As a teacher this article resonated with me. So many times students will position themselves as being hopeless or incapable of doing a task, succeeding at a particular academic discipline or sport. I have often thought that when I teach students, especially in English, that it is matter of building up the students' confidence to see that they indeed are capable of reading an entire novel and understanding it; that they are indeed capable of constructing a perfectly good essay with worthy things to say; that they are indeed able to be creative and imaginative with their narrative writing.
At times, being frustrated by their negativity, I have often thought that the plaintive cries of "I can't ...." or "I not good at..." was just work avoidance. Especially when I have heard it from the same student for the umpteenth time. But if I truly taught from the heart and listened carefully to the student then I would see that it really was a quite of them perceiving themselves as incapable and they are crippled by self-doubt and the lack of confidence to struggle and work at the problem, seeing it as too big, too hard, and being too ill equipped - not having the skills.

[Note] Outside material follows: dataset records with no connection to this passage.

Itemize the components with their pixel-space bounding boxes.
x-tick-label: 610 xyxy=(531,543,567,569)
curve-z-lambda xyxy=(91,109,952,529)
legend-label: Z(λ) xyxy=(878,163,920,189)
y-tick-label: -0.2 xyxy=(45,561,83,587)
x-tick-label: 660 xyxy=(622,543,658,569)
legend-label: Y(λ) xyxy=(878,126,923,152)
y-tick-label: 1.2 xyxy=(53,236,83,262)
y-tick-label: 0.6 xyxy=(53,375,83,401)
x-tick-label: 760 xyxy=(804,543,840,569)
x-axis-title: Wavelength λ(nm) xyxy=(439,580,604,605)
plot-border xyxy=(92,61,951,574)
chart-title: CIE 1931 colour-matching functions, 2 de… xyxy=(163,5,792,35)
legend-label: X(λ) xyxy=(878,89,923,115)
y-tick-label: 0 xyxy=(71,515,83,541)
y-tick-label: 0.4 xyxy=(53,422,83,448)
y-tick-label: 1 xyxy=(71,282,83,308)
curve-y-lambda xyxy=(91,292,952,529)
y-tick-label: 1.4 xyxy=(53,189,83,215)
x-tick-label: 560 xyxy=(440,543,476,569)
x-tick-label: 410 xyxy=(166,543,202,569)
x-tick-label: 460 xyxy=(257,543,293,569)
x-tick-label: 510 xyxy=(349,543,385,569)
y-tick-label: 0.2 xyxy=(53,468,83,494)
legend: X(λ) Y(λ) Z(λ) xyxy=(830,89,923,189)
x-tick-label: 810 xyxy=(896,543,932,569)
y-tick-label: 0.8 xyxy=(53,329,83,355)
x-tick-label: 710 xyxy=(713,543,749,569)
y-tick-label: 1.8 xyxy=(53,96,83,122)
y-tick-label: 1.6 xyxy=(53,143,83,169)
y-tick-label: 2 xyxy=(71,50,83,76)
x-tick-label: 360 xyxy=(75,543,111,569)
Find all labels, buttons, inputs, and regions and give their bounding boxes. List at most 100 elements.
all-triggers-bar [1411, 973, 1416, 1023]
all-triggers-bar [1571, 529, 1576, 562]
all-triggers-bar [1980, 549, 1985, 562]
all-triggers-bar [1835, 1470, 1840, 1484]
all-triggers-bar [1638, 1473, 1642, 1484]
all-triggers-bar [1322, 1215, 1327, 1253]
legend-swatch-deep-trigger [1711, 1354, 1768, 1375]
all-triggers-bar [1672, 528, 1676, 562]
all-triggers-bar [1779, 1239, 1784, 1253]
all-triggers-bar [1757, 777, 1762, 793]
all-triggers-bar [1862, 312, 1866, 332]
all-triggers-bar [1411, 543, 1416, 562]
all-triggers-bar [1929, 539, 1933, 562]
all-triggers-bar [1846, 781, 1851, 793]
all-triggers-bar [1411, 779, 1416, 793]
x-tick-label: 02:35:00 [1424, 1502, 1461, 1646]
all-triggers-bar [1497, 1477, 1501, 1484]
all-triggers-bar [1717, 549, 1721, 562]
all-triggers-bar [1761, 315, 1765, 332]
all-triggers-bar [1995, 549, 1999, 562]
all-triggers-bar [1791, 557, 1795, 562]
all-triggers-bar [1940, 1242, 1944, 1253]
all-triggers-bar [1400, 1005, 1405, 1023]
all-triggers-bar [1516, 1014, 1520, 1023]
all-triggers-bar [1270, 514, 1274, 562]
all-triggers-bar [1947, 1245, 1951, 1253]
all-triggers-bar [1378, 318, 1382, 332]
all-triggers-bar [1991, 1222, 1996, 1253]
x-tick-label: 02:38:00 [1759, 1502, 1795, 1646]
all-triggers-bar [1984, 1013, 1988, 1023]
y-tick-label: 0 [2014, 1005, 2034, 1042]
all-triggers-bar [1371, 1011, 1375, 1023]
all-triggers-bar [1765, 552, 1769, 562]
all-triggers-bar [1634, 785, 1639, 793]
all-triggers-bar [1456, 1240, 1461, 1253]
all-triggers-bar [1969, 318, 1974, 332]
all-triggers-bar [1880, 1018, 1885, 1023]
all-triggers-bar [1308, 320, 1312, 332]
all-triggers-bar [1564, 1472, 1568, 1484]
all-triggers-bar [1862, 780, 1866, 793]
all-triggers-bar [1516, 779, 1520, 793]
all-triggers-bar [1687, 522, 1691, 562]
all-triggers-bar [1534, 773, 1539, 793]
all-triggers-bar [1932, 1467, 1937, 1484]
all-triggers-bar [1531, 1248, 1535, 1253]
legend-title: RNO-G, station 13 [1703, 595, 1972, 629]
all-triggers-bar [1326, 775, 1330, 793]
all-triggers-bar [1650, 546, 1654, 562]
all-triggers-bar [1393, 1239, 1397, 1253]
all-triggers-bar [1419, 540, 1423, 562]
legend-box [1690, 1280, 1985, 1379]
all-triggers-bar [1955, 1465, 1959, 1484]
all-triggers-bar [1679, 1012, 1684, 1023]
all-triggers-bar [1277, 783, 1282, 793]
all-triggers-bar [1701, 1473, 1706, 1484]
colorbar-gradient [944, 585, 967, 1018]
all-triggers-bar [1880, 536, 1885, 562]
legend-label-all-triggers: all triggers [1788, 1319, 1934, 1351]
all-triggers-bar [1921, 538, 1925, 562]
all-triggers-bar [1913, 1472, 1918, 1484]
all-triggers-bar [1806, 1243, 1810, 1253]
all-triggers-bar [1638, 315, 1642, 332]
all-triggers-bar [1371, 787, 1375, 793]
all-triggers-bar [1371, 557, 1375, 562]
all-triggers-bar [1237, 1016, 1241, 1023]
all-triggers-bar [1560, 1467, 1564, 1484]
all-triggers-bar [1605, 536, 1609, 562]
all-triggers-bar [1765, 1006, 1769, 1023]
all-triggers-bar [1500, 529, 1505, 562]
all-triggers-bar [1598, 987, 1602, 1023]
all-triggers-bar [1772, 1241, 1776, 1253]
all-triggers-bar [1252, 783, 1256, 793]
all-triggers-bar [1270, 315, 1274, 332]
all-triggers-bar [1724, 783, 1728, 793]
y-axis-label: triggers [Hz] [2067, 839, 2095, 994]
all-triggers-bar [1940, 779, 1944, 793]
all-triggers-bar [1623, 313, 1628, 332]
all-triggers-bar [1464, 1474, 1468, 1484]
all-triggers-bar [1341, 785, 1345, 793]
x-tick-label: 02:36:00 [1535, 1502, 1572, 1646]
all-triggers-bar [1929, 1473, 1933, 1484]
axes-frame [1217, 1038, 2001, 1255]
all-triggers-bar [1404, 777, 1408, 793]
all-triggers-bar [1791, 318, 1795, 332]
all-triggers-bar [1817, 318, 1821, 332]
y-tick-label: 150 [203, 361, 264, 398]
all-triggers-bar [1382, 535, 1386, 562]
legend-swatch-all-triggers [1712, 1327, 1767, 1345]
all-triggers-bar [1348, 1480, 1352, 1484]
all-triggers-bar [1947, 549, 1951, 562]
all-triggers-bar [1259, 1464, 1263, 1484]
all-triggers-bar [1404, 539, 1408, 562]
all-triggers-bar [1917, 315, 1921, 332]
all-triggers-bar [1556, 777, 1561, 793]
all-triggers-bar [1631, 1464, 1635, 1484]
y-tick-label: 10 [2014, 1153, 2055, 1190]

So how to reframe the view; how do you get students to reposition themselves in the classroom or playing field; how do you give them the confidence to "have a go" and work towards mastery??? Especially in the face of their simple and firmly held belief " I'm not good at ...." or "I can't ...." And as Daniel Coyle points out - it is with the simple and powerful three letter word - YET. "I'm not good at ..... YET". This starts that student and teacher on a different path, and firmly foregrounds the notion that anything can be achieved but it needs effort and it needs to take time. Those that are talented at things, don't have to work hard, and students will often measure themselves against the best. I would not measure myself against the best swimmers in the world when I do my morning laps - because I have not worked at my skills and technique or fitness - YET - nearly enough. And that powerful little word hints to all parties in the exchange, that it will come, if you work at it.
"As Dr Coral Dweck and her work on mindset ....(has) shown how small changes in language - even a few words - can affect performance.
Her core insight is that they way we frame questions of talent matter hugely. If we put the focus on "natural ability", kids tend to be less engaged on put forth less effort (often all, if it's just a genetic lottery, then why should I try?). When we put the focus on effort, however, kids try harder and are more engaged."
And as Daniel Coyle says "... because "yet" tells a clear story about the value of effort and struggle, and that story is aligned with the way the brain grows."
Working with teenagers, I feat they they could become resistant or deaf to the effect of the word "YET", but there are also other ways of reframing the viewpoint of the student who sees themselves as incapable, no good, why bother. Acknowledge their fears, listen to them and not blithely dismiss their feelings and viewpoint countering their negativity by saying "Yes you are good at ..." You have just dishonoured them and their dignity has taken a blow. You might not see them as "no good at ...", but they most certainly do. For them it is a statement of fact. Johanna Hedgardh suggested to say to the students "Ok, but if you could, how would you do it?" They might elicit "I don't know", because the student genuinely doesn't know the first thing about how to tackle being better at. So this is where the teacher can step in and give them the skills and confidence to start working their way towards mastery in the particular skill or subject area.
Another way to tackle the finality of what students are saying -" I am no good at...." which is somehow supposed to be the end of the conservation - how it will always be. YET you could also say to the student "You're not good at it NOW, BUT ....." which again opens up the valuing of the learning and acquiring of skills as a long-term process, of something that requires effort and then the mastery and achievement will come. And always remember that success is measured differently for everyone. For one student, reading an entire book is going to be a huge achievement, whereas for another, achievement will be reading the entire works of Jane Austen in a year.
As a wonderful school counsellor always used to remind the teaching staff, never underestimate the power that you words have to influence your students.